The IRS on Thursday asked for feedback on whether frequent flier miles that are redeemed for anything other than taxable air transportation should be exempt from the Sec. 4261 excise tax (Notice 2015-76).
While Sec. 4261(e)(3)(A) provides that airline mileage awards are subject to the air transportation excise tax, the IRS has been given authority to exclude amounts attributable to mileage awards if they are used for something other than air transportation. Under current procedures, taxpayers such as credit card companies must pay tax on all frequent flier miles purchased from an airline’s mileage award program and then file a claim for credit or refund for tax paid on those frequent flier miles that were ultimately redeemed for something other than taxable air transportation.
The IRS in Thursday’s notice proposes a possible method for reducing the amount of excise tax paid on frequent flier miles, based on historical data on how frequent flier miles are redeemed.
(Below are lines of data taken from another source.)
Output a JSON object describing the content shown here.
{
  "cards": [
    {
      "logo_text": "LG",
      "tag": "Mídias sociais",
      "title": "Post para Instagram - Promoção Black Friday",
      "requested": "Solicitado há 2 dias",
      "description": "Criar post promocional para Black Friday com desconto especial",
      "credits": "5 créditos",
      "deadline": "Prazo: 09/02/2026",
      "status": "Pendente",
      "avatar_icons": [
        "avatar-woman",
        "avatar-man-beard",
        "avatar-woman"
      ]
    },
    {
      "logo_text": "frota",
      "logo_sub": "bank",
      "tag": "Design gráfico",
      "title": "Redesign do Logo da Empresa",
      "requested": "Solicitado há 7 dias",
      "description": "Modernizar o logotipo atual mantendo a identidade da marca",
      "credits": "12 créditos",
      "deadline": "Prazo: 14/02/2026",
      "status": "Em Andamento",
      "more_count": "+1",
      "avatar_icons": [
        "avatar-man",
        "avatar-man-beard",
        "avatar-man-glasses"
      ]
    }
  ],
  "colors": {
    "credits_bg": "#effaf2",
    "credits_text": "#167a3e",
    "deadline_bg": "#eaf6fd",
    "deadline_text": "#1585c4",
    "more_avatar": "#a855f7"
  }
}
Under this elective safe harbor, airline mileage award programs could reduce the tax base on frequent flier miles based on redemption data from that program for the prior calendar year, using a ratio of miles redeemed for something other than taxable air transportation over total miles redeemed.
The IRS is asking for comments on whether the proposed methodology is workable, whether a different methodology should be adopted, whether airlines are even willing to share the historical redemption data that credit card companies would need to verify the tax base, and other issues.